The North has made rapid progress in its weapons programmes under Kim, detonating its sixth and most powerful nuclear test last year and launching missiles capable of reaching the US mainland, in moves that triggered increasingly strict UN Security Council sanctions against the regime.
Kim and US President Donald Trump traded personal insults and threats of war, sending tensions soaring before Moon seized on the Winter Olympics to broker dialogue, beginning a dizzying whirl of diplomacy that led to Friday’s meeting in the Demilitarized Zone.

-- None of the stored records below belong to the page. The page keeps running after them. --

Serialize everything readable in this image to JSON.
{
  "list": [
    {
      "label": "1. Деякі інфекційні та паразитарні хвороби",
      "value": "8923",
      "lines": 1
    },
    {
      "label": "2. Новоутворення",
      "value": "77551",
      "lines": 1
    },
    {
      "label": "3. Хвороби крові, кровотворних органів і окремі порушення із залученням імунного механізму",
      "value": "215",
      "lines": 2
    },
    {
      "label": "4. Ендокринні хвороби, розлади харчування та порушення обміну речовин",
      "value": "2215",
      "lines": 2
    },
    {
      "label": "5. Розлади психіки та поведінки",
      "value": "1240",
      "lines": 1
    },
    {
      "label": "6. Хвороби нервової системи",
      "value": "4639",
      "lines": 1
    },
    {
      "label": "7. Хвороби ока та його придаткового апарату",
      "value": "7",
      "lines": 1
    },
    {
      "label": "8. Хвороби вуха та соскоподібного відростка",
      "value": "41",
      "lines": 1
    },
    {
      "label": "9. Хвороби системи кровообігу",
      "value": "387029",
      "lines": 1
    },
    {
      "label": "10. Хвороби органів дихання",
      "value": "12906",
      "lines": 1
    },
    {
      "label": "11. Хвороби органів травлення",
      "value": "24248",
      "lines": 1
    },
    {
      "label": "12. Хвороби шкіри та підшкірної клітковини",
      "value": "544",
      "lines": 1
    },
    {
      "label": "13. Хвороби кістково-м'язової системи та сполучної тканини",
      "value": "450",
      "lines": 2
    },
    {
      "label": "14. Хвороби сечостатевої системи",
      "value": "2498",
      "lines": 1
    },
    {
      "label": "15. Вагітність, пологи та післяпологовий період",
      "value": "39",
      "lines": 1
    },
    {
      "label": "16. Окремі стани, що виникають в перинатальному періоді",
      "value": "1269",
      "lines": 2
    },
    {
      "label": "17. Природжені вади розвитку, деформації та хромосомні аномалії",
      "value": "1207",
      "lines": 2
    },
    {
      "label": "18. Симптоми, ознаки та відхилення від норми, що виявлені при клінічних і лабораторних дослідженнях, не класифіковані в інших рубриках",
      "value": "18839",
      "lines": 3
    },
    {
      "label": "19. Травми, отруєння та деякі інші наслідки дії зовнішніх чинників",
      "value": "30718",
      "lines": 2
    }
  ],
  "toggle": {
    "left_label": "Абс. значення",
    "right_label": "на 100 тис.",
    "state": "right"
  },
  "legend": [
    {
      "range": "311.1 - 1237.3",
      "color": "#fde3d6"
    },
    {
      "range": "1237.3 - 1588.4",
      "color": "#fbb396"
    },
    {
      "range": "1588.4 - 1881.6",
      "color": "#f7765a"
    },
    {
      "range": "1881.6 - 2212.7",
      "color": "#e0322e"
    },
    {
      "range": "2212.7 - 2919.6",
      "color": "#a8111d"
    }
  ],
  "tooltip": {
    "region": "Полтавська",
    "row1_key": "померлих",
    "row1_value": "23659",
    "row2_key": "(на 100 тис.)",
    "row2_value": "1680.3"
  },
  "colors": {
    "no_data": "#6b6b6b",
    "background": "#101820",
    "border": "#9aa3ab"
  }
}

Analysts and diplomats say that a combination of factors were behind Pyongyang’s change of heart, including feeling that it was in a position to negotiate from strength, the looming impact of sanctions, and fear of potential US military action.
But KCNA gave Kim the credit.
“The historic meeting at Panmunjom came to be realised thanks to the supreme leader’s ardent love for the people and will for self-determination” independent of outside influence, it said.
Washington is pressing Pyongyang to give up its weapons in a complete, verifiable and irreversible way, and analysts say that meaningful progress will depend on the outcome of Kim’s much-anticipated summit with Trump in the coming weeks.
Trump hailed the Korea summit as historic, but warned “only time will tell”.
He told reporters he would not be “played” by the North’s leader at their upcoming meeting, with “two countries” now in the running to host the event.
Peace treaty
In the declaration document, the two leaders pledged to seek a peace treaty this year to formally declare the Korean War over, 65 years after hostilities ceased.
They will seek a meeting with the US and possibly China — both of them signatories to the 1953 ceasefire — “with a view to declaring an end to the war, turning the armistice into a peace treaty, and establishing a permanent and solid peace regime”.
But agreeing a treaty to formally close the conflict will be complicated — both Seoul and Pyongyang claim sovereignty over the whole Korean peninsula.
The declaration “will lead to an all-out and epoch-making progress in inter-Korean relations”, KCNA said, and “relink the cut-off national blood lines” and “advance the future of co-prosperity and reunification”.
Pyongyang regularly insists on the importance of reunifying the two Koreas, but opinions are divided in the democratic and prosperous South, where younger citizens have spent much of their adult lives being threatened by the North, and fear the costs and consequences of combining the countries.